S.2008/A.3008 TED Article VII Budget Bill - Part V

STAFF CONTACT :

Director of Government Affairs
518.465.7511

BILL

S.2008/A.3008 TED Article VII Budget Bill - Part V

SUBJECT

Expansion of the 18-a (1-a) Assessment

DATE

Oppose

The Business Council of the State of New York opposes Part V which would authorize the Department of Public Service (DPS) to assess public utilities (telephone, electric, water, and natural gas companies) and ultimately their customers for expenses of the Departments of Agriculture and Markets, Environmental Conservation, State, and the Office of Parks, Recreation and Historic Preservation.

Section 18-a (2)  of the Public Service Law (PSL) authorizes the DPS to assess public utilities for costs associated with administering Public Service Law programs.  In 2009, Public Service Law Section 18-a was restructured to end a practice of off-loading various agency costs on to utilities.

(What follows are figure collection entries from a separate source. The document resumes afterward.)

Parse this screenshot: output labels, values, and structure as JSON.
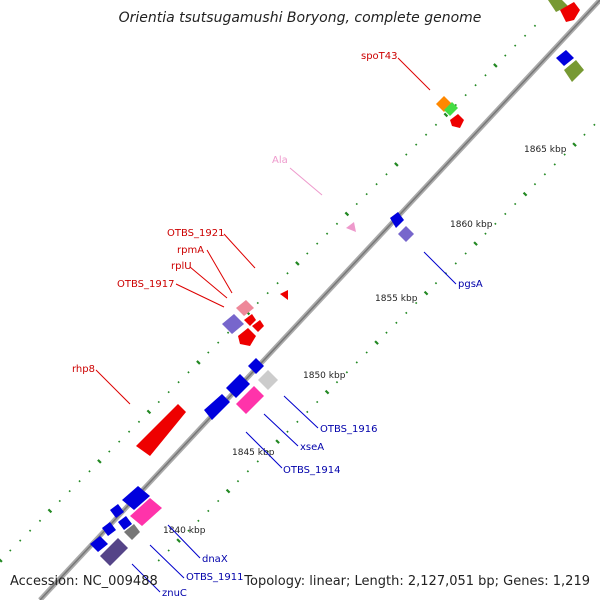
{
  "title": "Orientia tsutsugamushi Boryong, complete genome",
  "footer": {
    "accession": "Accession: NC_009488",
    "summary": "Topology: linear; Length: 2,127,051 bp; Genes: 1,219"
  },
  "scale_labels": [
    "1840 kbp",
    "1845 kbp",
    "1850 kbp",
    "1855 kbp",
    "1860 kbp",
    "1865 kbp"
  ],
  "gene_labels": {
    "spoT43": "spoT43",
    "ala": "Ala",
    "otbs1921": "OTBS_1921",
    "rpmA": "rpmA",
    "rplU": "rplU",
    "otbs1917": "OTBS_1917",
    "rhp8": "rhp8",
    "pgsA": "pgsA",
    "otbs1916": "OTBS_1916",
    "xseA": "xseA",
    "otbs1914": "OTBS_1914",
    "dnaX": "dnaX",
    "otbs1911": "OTBS_1911",
    "znuC": "znuC"
  },
  "colors": {
    "forward_label": "#cc0000",
    "reverse_label": "#0000aa",
    "trna_label": "#ee99cc",
    "backbone": "#999999",
    "tick": "#228822"
  }
}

Specifically, the 2009-2010 Budget increased the permanent assessment from one-third of one percent to a full percent (Section 18-a (2)(G)) of a utility’s annual gross intrastate operating revenue.  The 2009-2010 Budget also included a new two-percent “temporary state energy and utility service conservation assessment”. The more famous temporary assessment was scheduled to expire in March of 2014. In 2013, after extensive negotiations, the final 2013-14 state budget included an extension of the assessment, but committed the state to a full phase-out of the temporary assessment scheduled by the aforementioned March 2017 date.  This budget does not extend the temporary assessment.

TED Part V would treat expenses of the Departments of Agriculture and Markets, Environmental Conservation, State, and the Office of Parks, Recreation and Historic Preservation as eligible expenses of utility assessment revenues making expenditures by those agencies a covered expense of the utility assessment revenues.  Each of the agencies would effectively be cap at the level of the proposed appropriation as follows:

Departments of Agriculture and Markets $435,000
Department of Environment Conservation $1,610,500
Department of State $808,000
Office of Parks, Recreation and Historic Preservation $97,000

 

The Business Council does not oppose the historic 18-a assessment which enables state regulators to recover their costs for regulating the various utilities (telephone, electric, water, and natural gas companies) they oversee. But the assessment should be reduced to its past level which was one-third of one percent.  The State should reject this expanding taxing mechanism and instead pay for general spending with general fund dollars.